Hansen took the photo and raised her eyebrows, then furrowed them in a slightly exaggerated show of scrutiny. “Oh, my goodness, yes,” she said. “Aidan Hennessy. His little brother Donal might have been one of my students last year, but he went to Ms. Campbell instead.” She frowned. “Aidan had a sister, too. I taught her the year before. They were…” Then she broke off.
“They were supposed to advance to your class together,” I finished for her. “They’re twins, but he was held back a year. You’re not revealing anything the family didn’t share with me.”

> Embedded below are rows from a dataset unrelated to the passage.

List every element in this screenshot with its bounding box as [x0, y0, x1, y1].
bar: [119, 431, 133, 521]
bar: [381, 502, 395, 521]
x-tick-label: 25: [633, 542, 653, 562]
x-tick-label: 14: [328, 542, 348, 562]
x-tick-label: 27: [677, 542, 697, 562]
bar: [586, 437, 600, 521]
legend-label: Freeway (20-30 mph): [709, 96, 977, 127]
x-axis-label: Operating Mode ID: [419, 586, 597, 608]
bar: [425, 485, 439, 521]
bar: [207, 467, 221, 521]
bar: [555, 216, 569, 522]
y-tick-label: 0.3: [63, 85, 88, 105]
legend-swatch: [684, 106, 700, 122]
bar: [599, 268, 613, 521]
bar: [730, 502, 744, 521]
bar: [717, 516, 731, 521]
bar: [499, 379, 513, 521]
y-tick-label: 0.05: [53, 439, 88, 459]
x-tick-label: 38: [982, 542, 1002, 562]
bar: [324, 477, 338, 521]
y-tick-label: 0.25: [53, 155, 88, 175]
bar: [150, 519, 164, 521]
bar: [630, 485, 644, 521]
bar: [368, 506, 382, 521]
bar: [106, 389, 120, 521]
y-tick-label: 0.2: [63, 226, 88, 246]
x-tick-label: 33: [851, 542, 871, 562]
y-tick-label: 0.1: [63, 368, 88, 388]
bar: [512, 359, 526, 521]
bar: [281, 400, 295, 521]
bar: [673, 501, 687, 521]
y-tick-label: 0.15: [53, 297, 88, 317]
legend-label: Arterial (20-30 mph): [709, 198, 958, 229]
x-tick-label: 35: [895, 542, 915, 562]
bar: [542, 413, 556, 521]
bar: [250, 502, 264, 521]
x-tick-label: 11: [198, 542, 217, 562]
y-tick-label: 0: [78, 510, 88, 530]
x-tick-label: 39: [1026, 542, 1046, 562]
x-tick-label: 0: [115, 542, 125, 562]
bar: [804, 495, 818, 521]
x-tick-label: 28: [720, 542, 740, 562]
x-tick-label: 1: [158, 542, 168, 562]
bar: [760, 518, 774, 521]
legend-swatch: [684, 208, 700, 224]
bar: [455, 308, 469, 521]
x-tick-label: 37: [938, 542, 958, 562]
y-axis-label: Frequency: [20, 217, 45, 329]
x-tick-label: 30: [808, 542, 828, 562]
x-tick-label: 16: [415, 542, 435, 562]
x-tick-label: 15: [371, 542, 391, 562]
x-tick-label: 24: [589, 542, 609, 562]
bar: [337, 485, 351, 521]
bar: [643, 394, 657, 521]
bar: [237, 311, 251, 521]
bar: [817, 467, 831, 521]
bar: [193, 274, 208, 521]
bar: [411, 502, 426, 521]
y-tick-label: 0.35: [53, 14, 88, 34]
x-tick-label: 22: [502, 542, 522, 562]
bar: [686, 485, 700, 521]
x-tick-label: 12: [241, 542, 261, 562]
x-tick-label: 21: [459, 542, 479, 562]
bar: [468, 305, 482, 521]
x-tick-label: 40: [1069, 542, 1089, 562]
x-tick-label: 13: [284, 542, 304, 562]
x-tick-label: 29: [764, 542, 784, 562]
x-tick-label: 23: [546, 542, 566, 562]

She nodded affirmation. “That’s correct. What was the girl’s name, again? Something unusual.”
“Marlinchen,” I said.
“He and his sister would be in high school now, correct?”
“She is,” I said. “He’s been a runaway for six months.”
“Oh, my,” Hansen said. “That’s too bad.” She exaggerated her facial expressions, like adults who deal with the young often do, but the feeling underneath seemed genuine.